Many methods exist for background subtraction, each with different strengths and weaknesses in terms of performance and computational requirements. Most were developed in university labs over the last couple decades (I'm guessing 99% of them in MATLAB). Unfortunately, as is often the case in academia, many of these methods are currently impractical for commercial application. Eigen-analysis on 10 seconds of video? May earn you a PhD, but it'll probably never leave the lab. For this evaluation, my goal was to implement three methods that were
Computationally efficient enough to make the leap from MATLAB to commercial application, and
A good representation of background subtraction implementations in today's video applications.

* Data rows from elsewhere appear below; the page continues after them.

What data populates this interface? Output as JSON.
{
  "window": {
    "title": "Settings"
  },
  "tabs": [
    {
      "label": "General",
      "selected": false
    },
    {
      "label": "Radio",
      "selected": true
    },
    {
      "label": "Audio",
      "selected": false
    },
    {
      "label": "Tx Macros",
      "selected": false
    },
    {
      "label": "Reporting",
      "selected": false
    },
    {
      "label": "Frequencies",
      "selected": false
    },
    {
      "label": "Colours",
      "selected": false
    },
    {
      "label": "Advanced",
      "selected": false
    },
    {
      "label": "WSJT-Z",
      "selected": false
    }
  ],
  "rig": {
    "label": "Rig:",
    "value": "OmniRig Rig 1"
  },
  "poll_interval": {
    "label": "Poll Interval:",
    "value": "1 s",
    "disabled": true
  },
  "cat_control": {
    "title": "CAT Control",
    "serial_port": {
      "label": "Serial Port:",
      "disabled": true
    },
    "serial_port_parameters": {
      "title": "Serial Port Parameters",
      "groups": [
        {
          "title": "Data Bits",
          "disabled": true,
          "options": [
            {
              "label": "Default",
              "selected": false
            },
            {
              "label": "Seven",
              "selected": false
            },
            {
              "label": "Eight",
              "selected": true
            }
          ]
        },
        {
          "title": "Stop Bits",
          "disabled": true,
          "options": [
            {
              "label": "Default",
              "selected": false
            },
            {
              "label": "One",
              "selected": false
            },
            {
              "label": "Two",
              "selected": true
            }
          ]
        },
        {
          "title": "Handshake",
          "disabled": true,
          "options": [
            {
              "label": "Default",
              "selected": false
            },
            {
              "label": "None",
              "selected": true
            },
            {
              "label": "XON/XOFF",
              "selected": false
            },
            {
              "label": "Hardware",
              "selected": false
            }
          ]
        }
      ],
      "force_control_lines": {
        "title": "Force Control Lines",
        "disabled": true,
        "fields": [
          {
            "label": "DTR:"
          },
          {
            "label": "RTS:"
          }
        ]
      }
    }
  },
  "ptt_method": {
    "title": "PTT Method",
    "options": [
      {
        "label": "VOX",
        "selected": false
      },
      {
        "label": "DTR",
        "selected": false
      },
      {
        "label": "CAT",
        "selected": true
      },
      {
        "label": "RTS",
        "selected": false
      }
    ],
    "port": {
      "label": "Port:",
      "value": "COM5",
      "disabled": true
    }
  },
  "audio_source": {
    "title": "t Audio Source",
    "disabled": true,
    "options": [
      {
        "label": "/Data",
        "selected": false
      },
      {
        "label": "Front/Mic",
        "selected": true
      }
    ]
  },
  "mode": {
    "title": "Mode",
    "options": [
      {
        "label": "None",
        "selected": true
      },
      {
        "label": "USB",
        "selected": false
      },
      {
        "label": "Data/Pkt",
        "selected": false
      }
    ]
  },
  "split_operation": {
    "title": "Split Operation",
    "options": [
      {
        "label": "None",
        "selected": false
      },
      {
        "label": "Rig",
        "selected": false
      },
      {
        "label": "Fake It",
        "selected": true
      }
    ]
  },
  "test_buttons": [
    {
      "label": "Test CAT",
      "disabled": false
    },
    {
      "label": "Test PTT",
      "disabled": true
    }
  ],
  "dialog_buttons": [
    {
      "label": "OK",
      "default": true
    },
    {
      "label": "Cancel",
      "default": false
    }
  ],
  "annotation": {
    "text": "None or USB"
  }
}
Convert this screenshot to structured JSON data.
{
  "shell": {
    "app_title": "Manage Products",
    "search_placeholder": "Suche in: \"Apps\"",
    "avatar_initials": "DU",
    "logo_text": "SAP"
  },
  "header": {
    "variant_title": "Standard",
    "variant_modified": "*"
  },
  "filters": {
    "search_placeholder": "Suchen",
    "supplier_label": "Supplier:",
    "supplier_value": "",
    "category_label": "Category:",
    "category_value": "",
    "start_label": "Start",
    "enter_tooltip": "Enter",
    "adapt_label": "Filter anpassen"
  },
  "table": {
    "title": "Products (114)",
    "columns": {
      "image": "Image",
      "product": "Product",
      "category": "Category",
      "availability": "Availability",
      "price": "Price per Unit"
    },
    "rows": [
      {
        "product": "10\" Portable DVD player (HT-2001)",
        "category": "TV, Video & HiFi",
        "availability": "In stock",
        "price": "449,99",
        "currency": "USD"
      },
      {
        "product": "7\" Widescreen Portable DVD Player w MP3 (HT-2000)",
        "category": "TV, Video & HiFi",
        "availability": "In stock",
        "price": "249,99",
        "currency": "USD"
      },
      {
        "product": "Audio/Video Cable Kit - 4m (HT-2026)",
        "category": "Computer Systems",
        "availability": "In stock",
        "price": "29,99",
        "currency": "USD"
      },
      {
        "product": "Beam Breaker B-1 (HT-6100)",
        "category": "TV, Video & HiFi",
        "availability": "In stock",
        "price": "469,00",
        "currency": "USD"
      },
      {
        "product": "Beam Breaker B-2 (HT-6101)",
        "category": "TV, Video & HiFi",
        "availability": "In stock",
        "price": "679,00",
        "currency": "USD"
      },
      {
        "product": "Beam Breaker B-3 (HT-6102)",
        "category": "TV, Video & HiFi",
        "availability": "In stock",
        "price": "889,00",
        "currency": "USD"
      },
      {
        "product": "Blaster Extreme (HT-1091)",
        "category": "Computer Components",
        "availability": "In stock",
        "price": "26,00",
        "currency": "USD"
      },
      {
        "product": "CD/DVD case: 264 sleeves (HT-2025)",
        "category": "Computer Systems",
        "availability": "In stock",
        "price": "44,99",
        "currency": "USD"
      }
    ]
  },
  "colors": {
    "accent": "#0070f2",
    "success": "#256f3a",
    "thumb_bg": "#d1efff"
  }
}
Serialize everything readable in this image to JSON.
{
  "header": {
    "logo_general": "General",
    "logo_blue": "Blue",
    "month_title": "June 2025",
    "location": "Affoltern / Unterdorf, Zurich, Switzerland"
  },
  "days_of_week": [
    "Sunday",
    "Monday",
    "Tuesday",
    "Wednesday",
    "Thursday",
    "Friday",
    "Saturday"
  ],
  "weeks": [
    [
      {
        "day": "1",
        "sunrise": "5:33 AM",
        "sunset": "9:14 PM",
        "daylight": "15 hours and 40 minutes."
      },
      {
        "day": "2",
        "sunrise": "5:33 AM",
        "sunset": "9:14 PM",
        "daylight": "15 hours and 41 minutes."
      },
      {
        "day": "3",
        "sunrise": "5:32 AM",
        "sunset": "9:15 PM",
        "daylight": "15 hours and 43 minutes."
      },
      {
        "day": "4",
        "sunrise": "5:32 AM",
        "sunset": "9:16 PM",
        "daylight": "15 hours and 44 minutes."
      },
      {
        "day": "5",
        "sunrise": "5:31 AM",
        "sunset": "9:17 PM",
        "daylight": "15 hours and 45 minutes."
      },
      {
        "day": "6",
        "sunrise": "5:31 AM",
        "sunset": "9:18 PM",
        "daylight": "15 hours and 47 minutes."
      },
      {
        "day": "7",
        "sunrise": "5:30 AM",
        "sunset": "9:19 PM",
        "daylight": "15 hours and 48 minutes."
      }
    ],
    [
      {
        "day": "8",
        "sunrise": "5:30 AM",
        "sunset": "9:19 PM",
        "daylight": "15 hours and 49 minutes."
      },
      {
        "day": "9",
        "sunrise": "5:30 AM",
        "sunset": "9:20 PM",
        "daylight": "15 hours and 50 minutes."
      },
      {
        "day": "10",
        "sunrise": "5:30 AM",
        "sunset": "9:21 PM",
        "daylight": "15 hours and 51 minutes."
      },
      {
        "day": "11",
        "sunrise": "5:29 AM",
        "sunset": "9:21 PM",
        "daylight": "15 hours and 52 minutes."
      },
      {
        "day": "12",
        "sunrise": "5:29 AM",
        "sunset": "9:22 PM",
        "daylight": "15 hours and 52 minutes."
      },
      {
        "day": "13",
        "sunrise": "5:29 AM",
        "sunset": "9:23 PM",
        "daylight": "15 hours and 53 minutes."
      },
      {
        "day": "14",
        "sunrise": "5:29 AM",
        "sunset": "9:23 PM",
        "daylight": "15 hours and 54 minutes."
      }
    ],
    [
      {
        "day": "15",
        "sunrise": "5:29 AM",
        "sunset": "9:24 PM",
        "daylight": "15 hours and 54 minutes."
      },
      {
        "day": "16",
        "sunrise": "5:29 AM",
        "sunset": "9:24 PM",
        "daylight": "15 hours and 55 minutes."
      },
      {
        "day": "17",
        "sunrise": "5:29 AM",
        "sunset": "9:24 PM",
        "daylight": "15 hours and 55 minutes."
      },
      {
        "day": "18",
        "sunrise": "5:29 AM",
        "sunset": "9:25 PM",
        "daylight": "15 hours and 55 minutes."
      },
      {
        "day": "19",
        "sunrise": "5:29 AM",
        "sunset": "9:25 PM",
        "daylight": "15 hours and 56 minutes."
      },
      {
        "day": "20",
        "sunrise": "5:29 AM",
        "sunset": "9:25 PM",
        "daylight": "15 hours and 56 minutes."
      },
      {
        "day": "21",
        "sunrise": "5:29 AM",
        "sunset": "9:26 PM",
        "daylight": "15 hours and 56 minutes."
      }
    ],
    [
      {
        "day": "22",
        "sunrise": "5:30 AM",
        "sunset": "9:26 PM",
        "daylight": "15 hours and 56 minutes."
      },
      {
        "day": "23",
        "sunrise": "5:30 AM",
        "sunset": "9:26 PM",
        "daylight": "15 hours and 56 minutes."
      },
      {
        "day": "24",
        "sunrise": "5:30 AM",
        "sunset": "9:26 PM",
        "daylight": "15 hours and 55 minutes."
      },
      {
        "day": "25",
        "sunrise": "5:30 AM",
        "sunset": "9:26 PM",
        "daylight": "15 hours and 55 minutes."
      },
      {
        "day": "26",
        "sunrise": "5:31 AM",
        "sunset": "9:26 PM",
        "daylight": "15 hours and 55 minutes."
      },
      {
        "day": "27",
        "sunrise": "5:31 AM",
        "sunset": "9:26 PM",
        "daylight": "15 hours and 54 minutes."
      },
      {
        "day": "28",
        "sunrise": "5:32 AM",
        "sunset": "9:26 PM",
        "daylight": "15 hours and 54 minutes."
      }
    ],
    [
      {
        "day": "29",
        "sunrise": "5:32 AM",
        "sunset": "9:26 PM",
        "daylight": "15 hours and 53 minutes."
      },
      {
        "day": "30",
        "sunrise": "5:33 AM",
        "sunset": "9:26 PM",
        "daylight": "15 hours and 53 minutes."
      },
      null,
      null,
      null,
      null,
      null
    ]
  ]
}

Since background subtraction is being implemented on a wide range of hardware—and thus within a wide range of computational budgets—I chose to implement methods of varying complexity;
Low-complexity, using the frame difference method,
Medium complexity, using the approximate median method, and
High-complexity, using the Mixture of Gaussians method.
The rest of this article focuses on detailing these three methods. For an overview of other background subtraction methods, this Power Point presentation gives a good high-level overview. For a more in-depth review and comparison of techniques, this paper is fairly comprehensive and was a good start for my MATLAB implementations.
Figure 1. Test video used for background subtraction
I shot the test video at an intersection near my house in San Francisco California. My aim was not to obtain the most representative test video for a particular use case. Rather, I simply wanted to get the most challenging video I could and see how the different methods handled it. As seen in Figure 1, the video contains many challenging elements, including traffic moving at fast and slow speeds, pedestrians, bicyclists, changes in light levels, and a waving rainbow flag. The video was shot at VGA resolution (640x480), 30 frames per second. Because background subtraction algorithms typically process lower resolution grayscale video, I converted the video to grayscale and scaled it to QVGA (320x240).